Instructor: Kunal Chaudhury.
Prerequisites: linear algebra and real analysis.
Scope: A large part of the course will be devoted to nonsmooth convex analysis and particularly to subdifferential calculus. We will also look at the connection between monotone operator theory and convex optimization, and how this can be used to analyze many commonly used iterative algorithms for smooth and nonsmooth optimization. There will be a project component wherein the students would be asked to apply these tools to various engineering problems.
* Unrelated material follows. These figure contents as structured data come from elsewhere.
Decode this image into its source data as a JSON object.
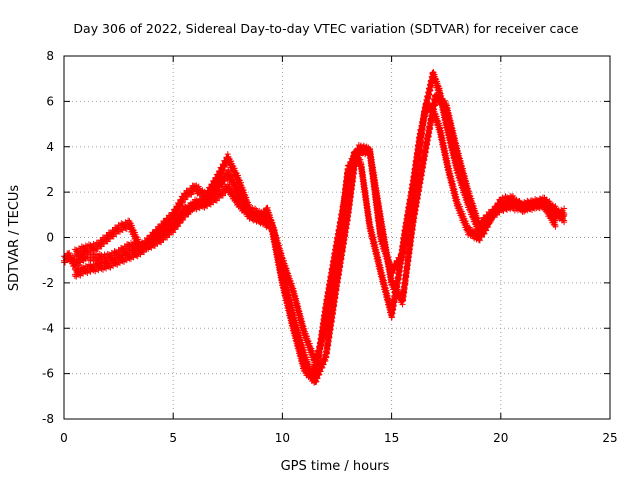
{
  "chart_data": {
    "type": "scatter",
    "title": "Day 306 of 2022, Sidereal Day-to-day VTEC variation (SDTVAR) for receiver cace",
    "xlabel": "GPS time / hours",
    "ylabel": "SDTVAR / TECUs",
    "xlim": [
      0,
      25
    ],
    "ylim": [
      -8,
      8
    ],
    "xticks": [
      "0",
      "5",
      "10",
      "15",
      "20",
      "25"
    ],
    "yticks": [
      "-8",
      "-6",
      "-4",
      "-2",
      "0",
      "2",
      "4",
      "6",
      "8"
    ],
    "grid": true,
    "marker": "+",
    "color": "#ff0000",
    "series": [
      {
        "x": [
          0.0,
          0.2,
          0.5,
          0.8,
          1.0,
          1.5,
          2.0,
          2.5,
          3.0,
          3.5,
          4.0,
          4.5,
          5.0,
          5.5,
          6.0,
          6.5,
          7.0,
          7.5,
          8.0,
          8.5,
          9.0,
          9.3,
          9.6,
          10.0,
          10.5,
          11.0,
          11.3,
          11.6,
          12.0,
          12.5,
          13.0,
          13.3,
          13.6,
          14.0,
          14.5,
          15.0,
          15.3,
          15.6,
          16.0,
          16.3,
          16.6,
          16.9,
          17.2,
          17.6,
          18.0,
          18.5,
          19.0,
          19.3,
          19.6,
          20.0,
          20.5,
          21.0,
          21.5,
          22.0,
          22.5,
          22.9
        ],
        "values": [
          -1.0,
          -0.8,
          -1.2,
          -0.9,
          -0.8,
          -0.9,
          -0.9,
          -0.7,
          -0.4,
          -0.4,
          -0.3,
          0.0,
          0.4,
          1.0,
          1.5,
          1.6,
          2.2,
          2.8,
          2.0,
          1.0,
          0.8,
          1.2,
          0.3,
          -1.5,
          -3.5,
          -5.2,
          -6.0,
          -5.6,
          -3.0,
          -0.2,
          2.5,
          3.7,
          3.2,
          0.5,
          -1.5,
          -3.4,
          -1.8,
          0.2,
          2.5,
          4.5,
          5.8,
          5.6,
          4.8,
          3.0,
          1.5,
          0.3,
          0.0,
          0.4,
          1.0,
          1.3,
          1.5,
          1.4,
          1.5,
          1.6,
          1.2,
          0.8
        ]
      },
      {
        "x": [
          0.5,
          1.0,
          1.5,
          2.0,
          2.5,
          3.0,
          3.5,
          4.0,
          4.5,
          5.0,
          5.5,
          6.0,
          6.5,
          7.0,
          7.5,
          8.0,
          8.5,
          9.0,
          9.5,
          10.0,
          10.5,
          11.0,
          11.5,
          12.0,
          12.5,
          13.0,
          13.3,
          13.6,
          14.0,
          14.5,
          15.0,
          15.5,
          16.0,
          16.5,
          16.9,
          17.2,
          17.5,
          18.0,
          18.5,
          19.0,
          19.5,
          20.0,
          20.5,
          21.0,
          21.5,
          22.0,
          22.5,
          22.9
        ],
        "values": [
          -1.6,
          -1.4,
          -1.3,
          -1.2,
          -1.0,
          -0.8,
          -0.6,
          -0.2,
          0.3,
          0.6,
          1.2,
          1.4,
          1.5,
          1.8,
          2.2,
          1.5,
          1.0,
          0.8,
          0.5,
          -2.0,
          -4.0,
          -5.8,
          -6.3,
          -5.2,
          -2.0,
          1.0,
          3.2,
          3.9,
          3.8,
          0.0,
          -1.5,
          -0.8,
          2.0,
          5.5,
          7.2,
          6.4,
          5.0,
          3.0,
          1.5,
          0.3,
          0.8,
          1.6,
          1.7,
          1.3,
          1.4,
          1.6,
          1.0,
          1.1
        ]
      },
      {
        "x": [
          0.5,
          1.0,
          1.5,
          2.0,
          2.5,
          3.0,
          3.5,
          4.0,
          4.5,
          5.0,
          5.5,
          6.0,
          6.5,
          7.0,
          7.5,
          8.0,
          8.5,
          9.0,
          9.5,
          10.0,
          10.5,
          11.0,
          11.5,
          12.0,
          12.5,
          13.0,
          13.5,
          14.0,
          14.5,
          15.0,
          15.5,
          16.0,
          16.5,
          17.0,
          17.5,
          18.0,
          18.5,
          19.0,
          19.5,
          20.0,
          20.5,
          21.0,
          21.5,
          22.0,
          22.5
        ],
        "values": [
          -0.7,
          -0.5,
          -0.4,
          0.0,
          0.4,
          0.6,
          -0.5,
          0.0,
          0.5,
          1.0,
          1.8,
          2.2,
          1.8,
          2.6,
          3.5,
          2.5,
          1.2,
          1.0,
          0.6,
          -1.0,
          -2.4,
          -4.2,
          -5.5,
          -4.0,
          -1.0,
          3.0,
          3.9,
          3.8,
          0.8,
          -2.0,
          -2.8,
          0.8,
          3.6,
          6.2,
          5.8,
          3.8,
          2.0,
          0.5,
          1.0,
          1.4,
          1.4,
          1.3,
          1.5,
          1.4,
          0.6
        ]
      }
    ]
  }
}
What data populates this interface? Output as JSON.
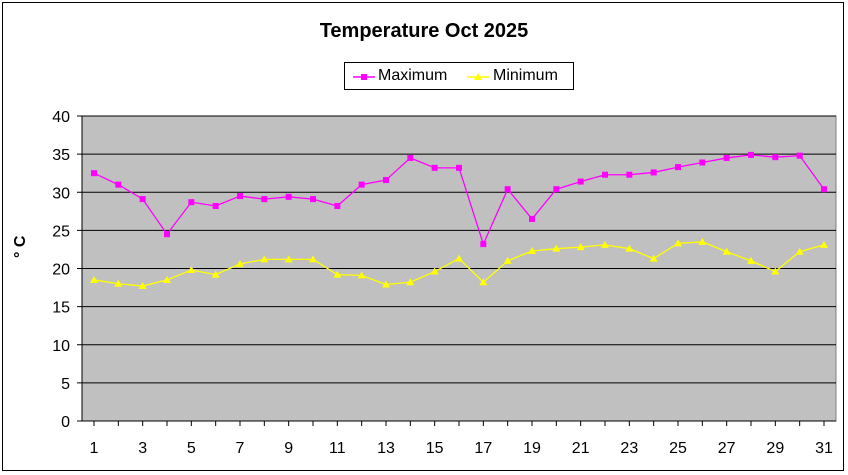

Topics: convex sets and functions, characterizations of convexity, topological properties, separation theorems, subdifferential calculus, proximal operator, iterative algorithms for smooth optimization, set-valued operators, monotone operator and fixed-point theory, operator splitting techniques for nonsmooth optimization.
References:
Convexity and Optimization in Rn by Berkovitz, 2002.
Convex Analysis by Rockafellar, 1970.
Lectures on Convex Optimization by Nesterov, 2018.
Convex Analysis and Monotone Operator Theory in Hilbert Spaces by Bauschke and Combettes, 2011.
Primer on Monotone Operator Methods by Ryu and Boyd, 2016.